En medio del dinamismo de la vida moderna, en una pequeña comunidad del barrio de Ky Lua, en la provincia septentrional de Lang Son, resuenan los sonidos de los telares y las máquinas de tejido. Allí, las mujeres del grupo étnico Nung Phan Slinh continúan preservando el ancestral oficio del bordado, la costura y el tejido de brocados, como una forma de salvaguardar la memoria y la identidad de su pueblo.
En una modesta vivienda situada en el poblado de Hop Tan, varias mujeres trabajan pacientemente sobre las telas de color índigo. Algunas bordan delicados diseños a mano; otras tejen o confeccionan prendas tradicionales. El ambiente está lleno de actividad, conversaciones y sonrisas.
A pesar de los cambios impulsados por la urbanización, muchas familias de la etnia Nung siguen vistiendo sus trajes tradicionales durante festividades, celebraciones del Año Nuevo Lunar, bodas y encuentros culturales comunitarios, reafirmando así su identidad y el valor de sus raíces ancestrales.
La artesana Ha Thi Thom, residente de Hop Tan y con más de cuatro décadas dedicadas a la confección de la indumentaria tradicional local, explicó: “Seguimos elaborando nuestros productos tradicionales. Hacemos pañuelos para ir al mercado o participar en festividades. También confeccionamos bolsos de distintos tamaños, algunos para ocasiones especiales y otros para el uso cotidiano”.
Los Nung Phan Slinh son reconocidos por sus trajes de intenso color índigo. Sobre esta sobria base destacan elaborados bordados realizados a mano, cuyas formas armoniosas se inspiran en la naturaleza, las flores, las montañas y las escenas de la vida diaria.
La elaboración de un traje tradicional requiere varios días e incluso semanas de trabajo. La etapa más compleja es el bordado manual, una labor que exige paciencia, precisión y experiencia. Una sola puntada fuera de lugar puede alterar la armonía de todo el diseño. La artesana Hua Thi Phuc dijo: “Utilizamos lana, hilos dorados y de otros distintos colores como azul y rojo. Combinamos tres o cuatro tonalidades para decorar los bordes de los pantalones. Todo se realiza puntada por puntada, con gran minuciosidad. Para terminar un pañuelo necesitamos unos cinco días de trabajo”.

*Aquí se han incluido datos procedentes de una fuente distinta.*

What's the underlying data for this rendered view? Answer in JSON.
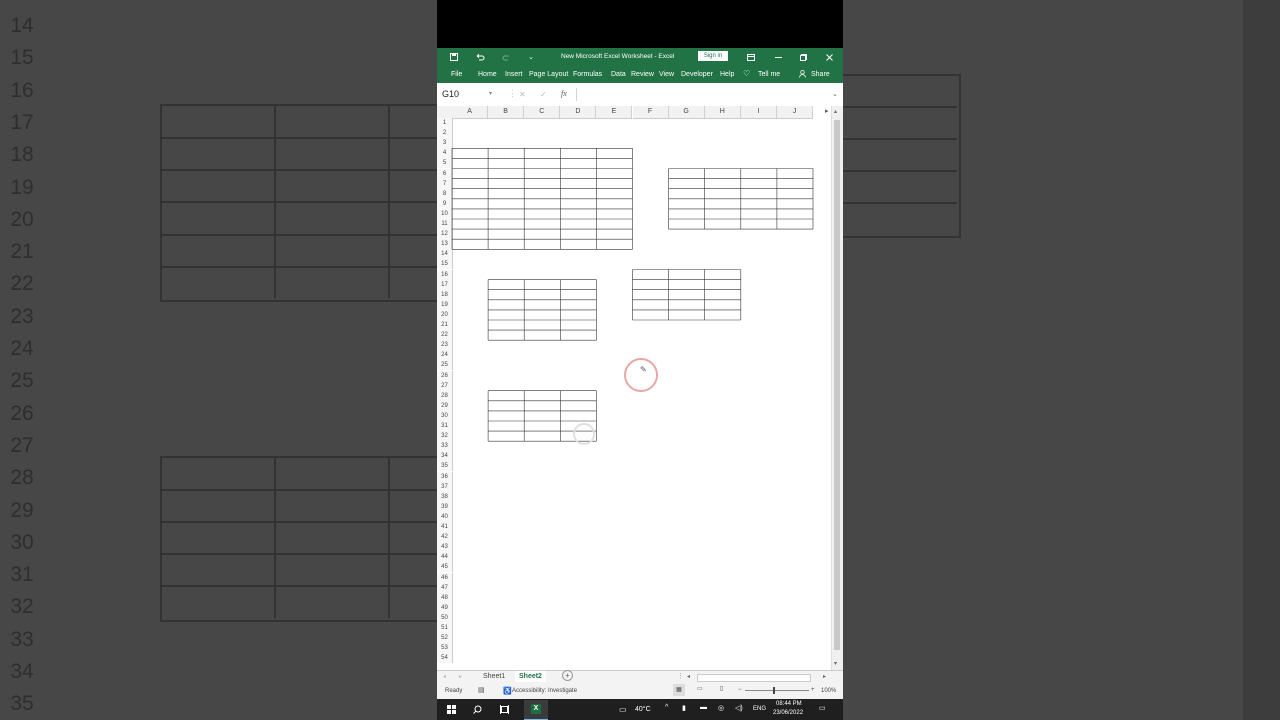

Este oficio ha acompañado a los autóctonos durante generaciones. Desde la infancia, los conocimientos y las técnicas se transmiten en el seno de las familias, asegurando la continuidad de una tradición que forma parte esencial de su identidad cultural.
Más allá de su presencia en la vida comunitaria, las prendas y los artículos bordados a mano se han convertido también en productos culturales de gran atractivo para los visitantes.

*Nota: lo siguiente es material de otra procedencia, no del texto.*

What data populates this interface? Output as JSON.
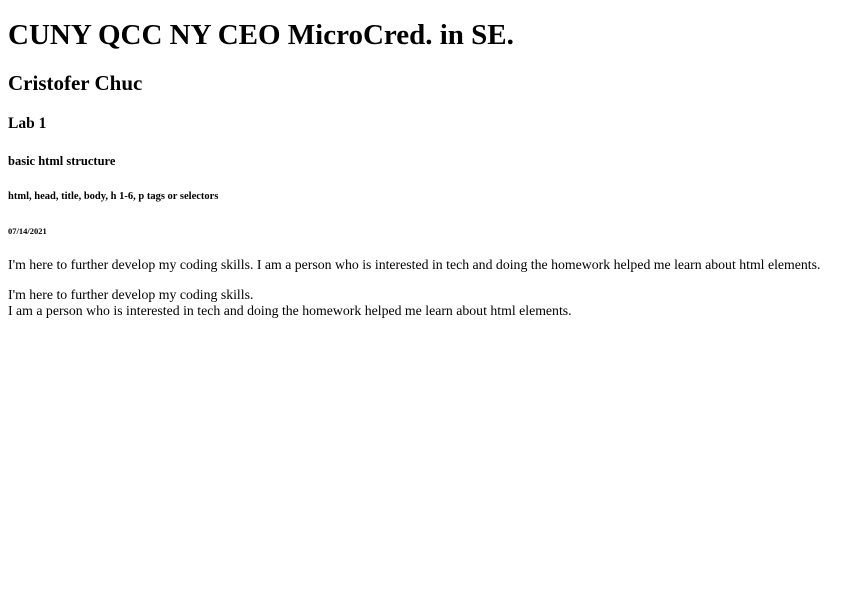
{
  "headings": {
    "h1": "CUNY QCC NY CEO MicroCred. in SE.",
    "h2": "Cristofer Chuc",
    "h3": "Lab 1",
    "h4": "basic html structure",
    "h5": "html, head, title, body, h 1-6, p tags or selectors",
    "h6": "07/14/2021"
  },
  "paragraphs": {
    "first": "I'm here to further develop my coding skills. I am a person who is interested in tech and doing the homework helped me learn about html elements.",
    "second_line_1": "I'm here to further develop my coding skills.",
    "second_line_2": "I am a person who is interested in tech and doing the homework helped me learn about html elements."
  }
}
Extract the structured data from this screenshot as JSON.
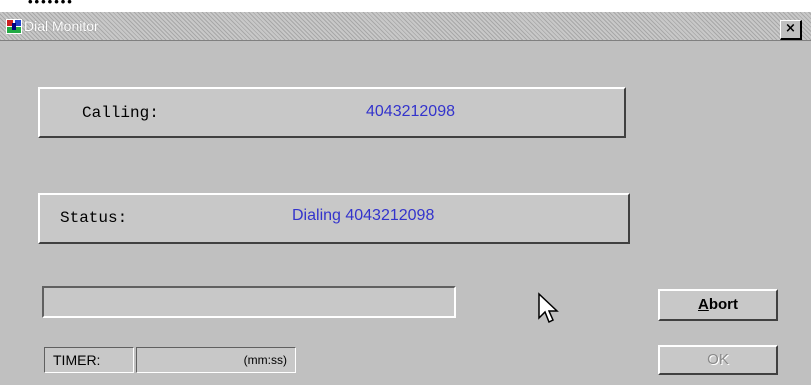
{
  "background_window": {
    "text": "•••••••"
  },
  "window": {
    "title": "Dial Monitor",
    "icon": "phone-modem-icon",
    "close_label": "×"
  },
  "calling": {
    "label": "Calling:",
    "value": "4043212098"
  },
  "status": {
    "label": "Status:",
    "value": "Dialing 4043212098"
  },
  "progress": {
    "value": 0
  },
  "buttons": {
    "abort": {
      "label_accel": "A",
      "label_rest": "bort"
    },
    "ok": {
      "label": "OK",
      "enabled": false
    }
  },
  "timer": {
    "label": "TIMER:",
    "value": "",
    "unit": "(mm:ss)"
  },
  "colors": {
    "value_text": "#3333cc",
    "face": "#c0c0c0"
  }
}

Nguyen Viet Dung, un turista procedente de Hanói, expresó: “Me impresionó profundamente la belleza y la delicadeza de estas piezas, elaboradas completamente a mano. Detrás de cada una hay talento, creatividad, esfuerzo y mucha dedicación. Las puntadas reflejan horas de trabajo paciente y meticuloso. Creo que, además de su uso tradicional, estas obras podrían presentarse como piezas decorativas o cuadros bordados para que los visitantes las adquieran y exhiban en sus hogares, aumentando así su valor cultural y artístico”.

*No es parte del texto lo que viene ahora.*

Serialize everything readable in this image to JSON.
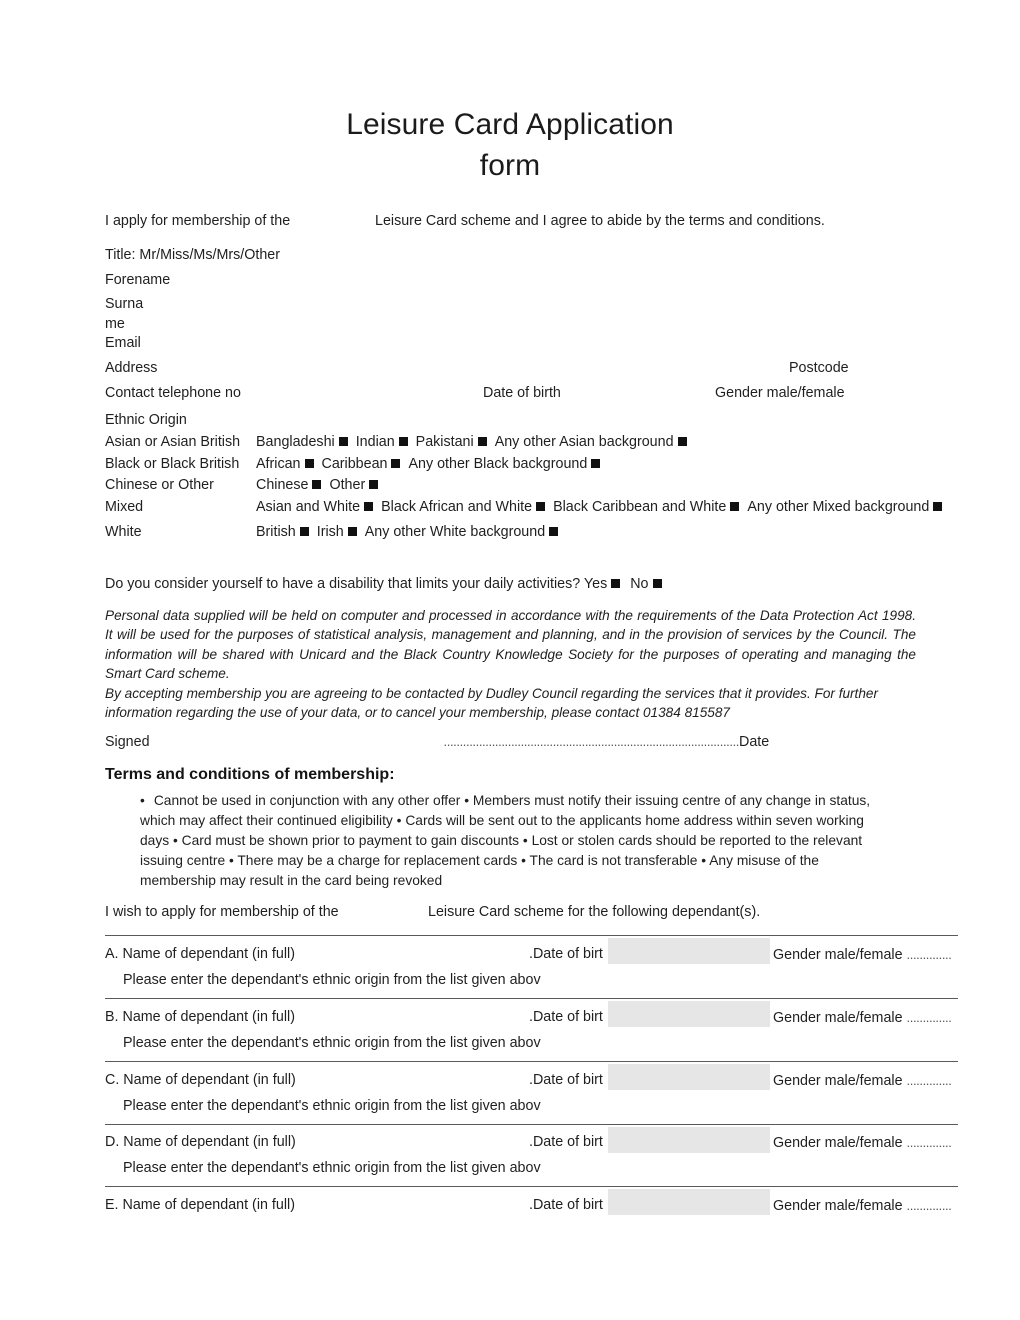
{
  "document": {
    "title_line1": "Leisure Card Application",
    "title_line2": "form"
  },
  "intro": {
    "left": "I apply for membership of the",
    "right": "Leisure Card scheme and I agree to abide by the terms and conditions."
  },
  "personal_fields": {
    "title": "Title: Mr/Miss/Ms/Mrs/Other",
    "forename": "Forename",
    "surname_part1": "Surna",
    "surname_part2": "me",
    "email": "Email",
    "address": "Address",
    "postcode": "Postcode",
    "contact_telephone": "Contact telephone no",
    "date_of_birth": "Date of birth",
    "gender": "Gender male/female"
  },
  "ethnic_origin": {
    "heading": "Ethnic Origin",
    "rows": [
      {
        "category": "Asian or Asian British",
        "options": [
          "Bangladeshi",
          "Indian",
          "Pakistani",
          "Any other Asian background"
        ]
      },
      {
        "category": "Black or Black British",
        "options": [
          "African",
          "Caribbean",
          "Any other Black background"
        ]
      },
      {
        "category": "Chinese or Other",
        "options": [
          "Chinese",
          "Other"
        ]
      },
      {
        "category": "Mixed",
        "options": [
          "Asian and White",
          "Black African and White",
          "Black Caribbean and White",
          "Any other Mixed background"
        ]
      },
      {
        "category": "White",
        "options": [
          "British",
          "Irish",
          "Any other White background"
        ]
      }
    ]
  },
  "disability": {
    "question": "Do you consider yourself to have a disability that limits your daily activities?",
    "yes_label": "Yes",
    "no_label": "No"
  },
  "privacy": {
    "paragraph1": "Personal data supplied will be held on computer and processed in accordance with the requirements of the Data Protection Act 1998. It will be used for the purposes of statistical analysis, management and planning, and in the provision of services by the Council. The information will be shared with Unicard and the Black Country Knowledge Society for the purposes of operating and managing the Smart Card scheme.",
    "paragraph2": "By accepting membership you are agreeing to be contacted by Dudley Council regarding the services that it provides. For further information regarding the use of your data, or to cancel your membership, please contact 01384 815587"
  },
  "signature": {
    "signed_label": "Signed",
    "leader": "............................................................................................",
    "date_label": "Date"
  },
  "terms": {
    "heading": "Terms and conditions of membership:",
    "bullet": "•",
    "body": "Cannot be used in conjunction with any other offer • Members must notify their issuing centre of any change in status, which may affect their continued eligibility • Cards will be sent out to the applicants home address within seven working days • Card must be shown prior to payment to gain discounts • Lost or stolen cards should be reported to the relevant issuing centre • There may be a charge for replacement cards • The card is not transferable • Any misuse of the membership may result in the card being revoked"
  },
  "dependants": {
    "intro_left": "I wish to apply for membership of the",
    "intro_right": "Leisure Card scheme for the following dependant(s).",
    "name_label": "Name of dependant (in full)",
    "dob_label": ".Date of birt",
    "gender_label": "Gender  male/female",
    "gender_leader": "..............",
    "sub_label": "Please enter the dependant's ethnic origin from the list given abov",
    "rows": [
      {
        "letter": "A.",
        "has_sub": true
      },
      {
        "letter": "B.",
        "has_sub": true
      },
      {
        "letter": "C.",
        "has_sub": true
      },
      {
        "letter": "D.",
        "has_sub": true
      },
      {
        "letter": "E.",
        "has_sub": false
      }
    ]
  },
  "colors": {
    "text": "#1f1f1f",
    "rule": "#5a5a5a",
    "shade": "#e6e6e6",
    "checkbox": "#111111"
  }
}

En un mundo cada vez más acelerado, el bordado tradicional de los Nung Phan Slinh representa un valioso espacio de encuentro con la historia y la cultura. Es, además, una invitación para que visitantes y nuevas generaciones descubran la riqueza de un patrimonio que sigue vivo gracias al compromiso de sus portadores.
Ho Thi To Uyen, vicepresidenta del Comité Popular del barrio de Ky Lua, afirmó: “Actualmente, los productos tradicionales de los Nung Phan Slinh tienen una presencia limitada en el mercado. Por ello, estamos desarrollando espacios donde los visitantes puedan conocer y participar directamente en las distintas etapas de elaboración, desde el teñido de las telas hasta el tejido y el bordado. Asimismo, queremos construir relatos que acompañen cada producto, para que quienes los adquieran comprendan su significado cultural y la historia que representan”.
Existen valores que trascienden cualquier precio: los recuerdos, las tradiciones y la identidad de una comunidad, preservados en cada puntada, cada tejido y cada motivo bordado. Así, el pueblo Nung Phan Slinh mantiene viva una herencia cultural invaluable, transmitida de generación en generación, asegurando que su legado perdure en el tiempo.